[2024] UKUT 151 (LC)
Upper Tribunal Lands Chamber

[2024] UKUT 151 (LC)

Fecha: 04-Jun-2024

Ground 2: Was On Tower’s application under Part 4 of the Code an abuse of process and should the reference be dismissed?

Ground 2: Was On Tower’s application under Part 4 of the Code an abuse of process and should the reference be dismissed?

46.

Because of the conclusion I have already reached on ground 1, I can deal with ground 2 briefly.

47.

I was referred to a number of authorities of relevance to this ground of appeal.

48.

The leading modern case on abuse of process is Johnson v Gore Wood & Co [2002] 2 AC 1 which concerned the problem of successive civil actions arising from the same facts. Having considered the different categories under which that problem had previously been analysed Lord Bingham said this (at 31 A-D):

“But Henderson v. Henderson abuse of process, as now understood, although separate and distinct from cause of action estoppel and issue estoppel, has much in common with them. The underlying public interest is the same: that there should be finality in litigation and that a party should not be twice vexed in the same matter. This public interest is reinforced by the current emphasis on efficiency and economy in the conduct of litigation, in the interests of the parties and the public as a whole. The bringing of a claim or the raising of a defence in later proceedings may, without more, amount to abuse if the court is satisfied (the onus being on the party alleging abuse) that the claim or defence should have been raised in the earlier proceedings if it was to be raised at all. I would not accept that it is necessary, before abuse may be found, to identify any additional element such as a collateral attack on a previous decision or some dishonesty, but where those elements are present the later proceedings will be much more obviously abusive, and there will rarely be a finding of abuse unless the later proceeding involves what the court regards as the unjust harassment of a party.
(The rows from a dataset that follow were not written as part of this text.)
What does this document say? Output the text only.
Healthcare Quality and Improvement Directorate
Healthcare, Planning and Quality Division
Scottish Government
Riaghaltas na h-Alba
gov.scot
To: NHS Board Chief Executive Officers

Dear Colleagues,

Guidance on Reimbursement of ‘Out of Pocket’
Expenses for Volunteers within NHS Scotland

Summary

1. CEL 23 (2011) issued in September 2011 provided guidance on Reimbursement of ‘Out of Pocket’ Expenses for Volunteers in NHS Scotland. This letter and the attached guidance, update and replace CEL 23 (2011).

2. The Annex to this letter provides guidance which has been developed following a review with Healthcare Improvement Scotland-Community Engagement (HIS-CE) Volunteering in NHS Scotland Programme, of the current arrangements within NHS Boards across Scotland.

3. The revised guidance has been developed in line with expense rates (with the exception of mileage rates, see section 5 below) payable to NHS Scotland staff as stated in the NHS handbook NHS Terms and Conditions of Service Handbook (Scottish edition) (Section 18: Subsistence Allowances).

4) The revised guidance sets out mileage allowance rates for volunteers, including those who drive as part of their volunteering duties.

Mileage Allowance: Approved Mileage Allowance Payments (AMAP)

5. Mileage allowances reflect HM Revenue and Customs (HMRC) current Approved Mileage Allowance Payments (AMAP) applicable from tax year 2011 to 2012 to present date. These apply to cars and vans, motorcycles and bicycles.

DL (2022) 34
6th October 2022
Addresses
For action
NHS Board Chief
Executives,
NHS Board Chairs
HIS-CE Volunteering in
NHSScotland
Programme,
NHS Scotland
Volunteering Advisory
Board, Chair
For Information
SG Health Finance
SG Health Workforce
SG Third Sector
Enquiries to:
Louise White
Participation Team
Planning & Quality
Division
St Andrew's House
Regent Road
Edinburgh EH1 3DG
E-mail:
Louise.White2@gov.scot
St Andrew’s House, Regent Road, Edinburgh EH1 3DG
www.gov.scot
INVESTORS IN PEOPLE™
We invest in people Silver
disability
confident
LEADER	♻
It is, however, wrong to hold that because a matter could have been raised in earlier proceedings it should have been, so as to render the raising of it in later proceedings necessarily abusive. That is to adopt too dogmatic an approach to what should in my opinion be a broad, merits-based judgment which takes account of the public and private interests involved and also takes account of all the facts of the case, focusing attention on the crucial question whether, in all the circumstances, a party is misusing or abusing the process of the court by seeking to raise before it the issue which could have been raised before.”

49.

One significant feature of this case is that On Tower is seeking to bring new proceedings having suffered the dismissal of its original claim on purely procedural grounds, rather than after an examination of its merits. In that regard it is clear from Aktas v Adepta [2011] QB 894 that a merely negligent failure to serve a claim form in time is not to be regarded as an abuse of process and is not a reason in itself why a second claim raising the same cause of action should be struck out (even where the expiry of the primary limitation period means that the claimant needs a discretionary extension of time).

50.

If I am wrong in my conclusion on the first ground of appeal, and if the proper interpretation of the Code is that an operator who has tried unsuccessfully to obtain a renewal of its Code rights by proceedings under the 1954 Act is not barred from making a further claim under Part 4 of the Code after its first claim has been dismissed, then I would not be prepared to strike this claim out as an abuse of process. That is for two reasons. First, because if Mr Radley Gardner is right, the opportunity to bring a second claim is part of the design of the Code, and it would require something more than simply bringing the claim to amount to abuse. And secondly, if it is not an abuse of process to claim the same remedy in a second civil action after a first has been dismissed on procedural grounds which do not themselves involve any misconduct or abusive behaviour, I do not see how it can be an abuse of process to claim a different remedy, albeit one similar to the first, in a second set of proceedings unless there is something else in the circumstances which amounts to an abuse, such as attempting to relitigate an issue which has been decided in the first action.

51.

If I had had to decide the second ground of appeal, I would therefore have refused it. As it is, the second ground does not arise.

52.

As a postscript I would add that the public interest in securing finality in litigation, which Lord Bingham referred to in the passage from Johnson v Gore Wood cited above, provides further support for the interpretation of the Code which I have preferred in dealing with the first ground of appeal.